GBP/USD is trading modestly lower at 1.3060 on Wednesday following the release of US inflation data, leading to an appreciation in the US Dollar (USD) amid prospects of a more measured approach to easing by the Federal Reserve (Fed), while the British Pound (GBP) is losing ground following the release of flat economic growth data.

U.S. consumer prices rose roughly in line with expectations, although the annual change in the headline Consumer Price Index (CPI) missed economists’ expectations by one point, coming in at 2.5% instead of the 2.6% expected, according to data from the U.S. Bureau of Labor Statistics on Wednesday.

Core CPI (excluding food and energy) also rose as expected, but monthly core CPI rose 0.3% more than expected, suggesting some persistence in underlying prices, which analysts say stems from persistent housing inflation.

Although the data was mixed, it showed that inflation remains high enough that the Fed does not want to drastically cut interest rates at its next meeting, but instead take a more measured approach. The odds of a “jumbo” 50 basis point (bp) cut at the Fed’s September 17-18 meeting fell to 15% after the release, from around 27% beforehand. A 25 bp (0.25%) cut remains fully priced in.
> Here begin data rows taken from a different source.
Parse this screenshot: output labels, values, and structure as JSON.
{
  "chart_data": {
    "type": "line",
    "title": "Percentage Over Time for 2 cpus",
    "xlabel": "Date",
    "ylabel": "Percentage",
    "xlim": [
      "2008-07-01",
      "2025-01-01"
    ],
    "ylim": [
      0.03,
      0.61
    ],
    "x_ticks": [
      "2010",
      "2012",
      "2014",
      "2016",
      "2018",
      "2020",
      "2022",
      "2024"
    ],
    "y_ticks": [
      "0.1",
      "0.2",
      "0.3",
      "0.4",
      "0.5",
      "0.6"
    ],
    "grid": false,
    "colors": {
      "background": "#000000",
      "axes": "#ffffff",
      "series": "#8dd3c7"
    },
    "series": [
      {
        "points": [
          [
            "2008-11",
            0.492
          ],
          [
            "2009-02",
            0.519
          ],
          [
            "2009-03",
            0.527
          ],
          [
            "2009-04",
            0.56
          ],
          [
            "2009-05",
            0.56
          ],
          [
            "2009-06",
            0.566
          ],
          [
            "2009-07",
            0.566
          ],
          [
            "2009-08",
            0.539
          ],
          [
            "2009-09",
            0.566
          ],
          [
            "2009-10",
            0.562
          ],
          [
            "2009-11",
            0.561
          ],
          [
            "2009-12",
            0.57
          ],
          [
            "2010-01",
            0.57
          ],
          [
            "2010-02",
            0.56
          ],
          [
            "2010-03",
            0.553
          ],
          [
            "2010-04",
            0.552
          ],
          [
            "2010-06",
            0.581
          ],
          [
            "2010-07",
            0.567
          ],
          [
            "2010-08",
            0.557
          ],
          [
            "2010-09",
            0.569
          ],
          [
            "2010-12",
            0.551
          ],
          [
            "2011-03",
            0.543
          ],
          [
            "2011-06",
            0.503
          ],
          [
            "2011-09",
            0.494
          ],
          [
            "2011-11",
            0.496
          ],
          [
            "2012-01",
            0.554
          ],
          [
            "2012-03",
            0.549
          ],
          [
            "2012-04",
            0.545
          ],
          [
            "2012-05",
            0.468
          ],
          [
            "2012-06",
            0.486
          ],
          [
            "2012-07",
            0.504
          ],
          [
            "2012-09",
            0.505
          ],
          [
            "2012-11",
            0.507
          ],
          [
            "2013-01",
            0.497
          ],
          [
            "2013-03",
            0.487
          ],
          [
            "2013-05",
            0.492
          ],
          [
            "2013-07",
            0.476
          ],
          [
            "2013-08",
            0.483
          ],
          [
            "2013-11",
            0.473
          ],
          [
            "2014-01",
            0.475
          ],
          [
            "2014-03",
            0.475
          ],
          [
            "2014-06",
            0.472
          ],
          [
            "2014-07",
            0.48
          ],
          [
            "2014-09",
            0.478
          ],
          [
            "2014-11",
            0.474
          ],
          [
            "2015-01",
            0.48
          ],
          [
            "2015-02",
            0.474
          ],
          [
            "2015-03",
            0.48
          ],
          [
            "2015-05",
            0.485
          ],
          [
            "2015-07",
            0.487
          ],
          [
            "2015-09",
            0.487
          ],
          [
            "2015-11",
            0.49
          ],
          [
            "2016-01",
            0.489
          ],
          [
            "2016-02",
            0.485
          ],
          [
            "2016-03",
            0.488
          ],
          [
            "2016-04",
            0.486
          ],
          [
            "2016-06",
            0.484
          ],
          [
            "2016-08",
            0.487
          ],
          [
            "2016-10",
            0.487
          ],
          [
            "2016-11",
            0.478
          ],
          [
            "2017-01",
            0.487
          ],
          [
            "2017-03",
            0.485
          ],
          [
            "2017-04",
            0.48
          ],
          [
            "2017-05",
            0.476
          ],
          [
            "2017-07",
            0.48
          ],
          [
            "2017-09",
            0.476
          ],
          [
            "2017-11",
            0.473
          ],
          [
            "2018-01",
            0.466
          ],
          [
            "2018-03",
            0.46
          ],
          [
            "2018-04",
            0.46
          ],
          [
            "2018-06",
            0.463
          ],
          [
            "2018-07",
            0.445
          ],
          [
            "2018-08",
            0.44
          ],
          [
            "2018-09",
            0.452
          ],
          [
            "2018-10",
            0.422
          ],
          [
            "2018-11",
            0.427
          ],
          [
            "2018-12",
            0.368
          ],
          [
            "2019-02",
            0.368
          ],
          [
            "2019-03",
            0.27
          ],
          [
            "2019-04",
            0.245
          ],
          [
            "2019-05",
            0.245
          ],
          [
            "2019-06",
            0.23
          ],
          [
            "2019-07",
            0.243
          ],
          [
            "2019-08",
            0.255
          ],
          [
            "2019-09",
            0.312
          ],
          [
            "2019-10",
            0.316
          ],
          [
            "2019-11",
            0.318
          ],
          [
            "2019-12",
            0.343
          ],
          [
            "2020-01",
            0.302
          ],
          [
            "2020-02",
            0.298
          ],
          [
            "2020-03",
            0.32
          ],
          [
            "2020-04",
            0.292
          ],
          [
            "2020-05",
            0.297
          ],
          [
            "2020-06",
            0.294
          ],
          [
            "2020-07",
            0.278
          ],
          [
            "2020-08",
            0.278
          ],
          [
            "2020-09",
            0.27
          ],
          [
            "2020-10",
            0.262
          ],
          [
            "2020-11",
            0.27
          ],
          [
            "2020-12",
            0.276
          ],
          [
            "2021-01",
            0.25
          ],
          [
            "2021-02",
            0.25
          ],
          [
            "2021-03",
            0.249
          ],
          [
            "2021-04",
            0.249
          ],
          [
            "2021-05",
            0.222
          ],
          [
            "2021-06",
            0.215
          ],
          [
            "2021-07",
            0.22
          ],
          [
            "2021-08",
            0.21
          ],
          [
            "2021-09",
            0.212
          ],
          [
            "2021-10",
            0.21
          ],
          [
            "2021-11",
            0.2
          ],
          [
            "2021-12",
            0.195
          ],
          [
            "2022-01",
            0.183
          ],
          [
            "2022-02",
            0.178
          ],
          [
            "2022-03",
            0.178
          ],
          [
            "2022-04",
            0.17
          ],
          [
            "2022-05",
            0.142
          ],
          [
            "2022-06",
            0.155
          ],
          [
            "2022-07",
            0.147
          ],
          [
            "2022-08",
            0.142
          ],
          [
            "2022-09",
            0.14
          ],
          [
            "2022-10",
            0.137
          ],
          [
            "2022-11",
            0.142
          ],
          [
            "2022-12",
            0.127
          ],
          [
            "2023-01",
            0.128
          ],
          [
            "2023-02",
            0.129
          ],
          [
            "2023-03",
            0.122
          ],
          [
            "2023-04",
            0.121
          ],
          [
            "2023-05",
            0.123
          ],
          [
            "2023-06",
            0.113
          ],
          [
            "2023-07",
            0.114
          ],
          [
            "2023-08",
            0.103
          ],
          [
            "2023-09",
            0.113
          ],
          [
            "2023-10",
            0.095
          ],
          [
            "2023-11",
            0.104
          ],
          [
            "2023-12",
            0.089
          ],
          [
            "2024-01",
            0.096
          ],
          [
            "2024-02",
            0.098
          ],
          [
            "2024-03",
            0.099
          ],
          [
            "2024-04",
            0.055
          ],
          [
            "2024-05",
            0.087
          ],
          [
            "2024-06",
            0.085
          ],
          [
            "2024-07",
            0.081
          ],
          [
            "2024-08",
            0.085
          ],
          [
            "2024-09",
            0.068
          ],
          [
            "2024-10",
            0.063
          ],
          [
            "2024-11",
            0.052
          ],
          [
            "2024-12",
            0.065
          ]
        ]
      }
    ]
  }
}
“Overall, inflation appears to have been successfully contained, but, with housing inflation still refusing to moderate as quickly as expected, it has not been fully defeated. In those circumstances, we expect the Fed to take a measured approach to reducing interest rates,” commented Paul Ashworth, Chief North American Economist at Capital Economics.

With the chances of a larger US interest rate cut diminishing, the USD strengthened (GBP/USD fell), as expectations of relatively higher interest rates are usually favorable for a currency because they lead to higher foreign capital inflows.

Meanwhile, UK data painted a negative picture of the country’s economic outlook, weighing on Cable. The Gross Domestic Product (GDP) growth rate in July failed to rise (0.0%) when economists had expected a 0.2% increase, according to data from the Office for National Statistics (ONS) on Wednesday. Industrial and manufacturing output both came in below expectations, with the former falling 0.8% month-on-month and 1.2% year-on-year in July, and the latter declining 1.0% and 1.3% respectively.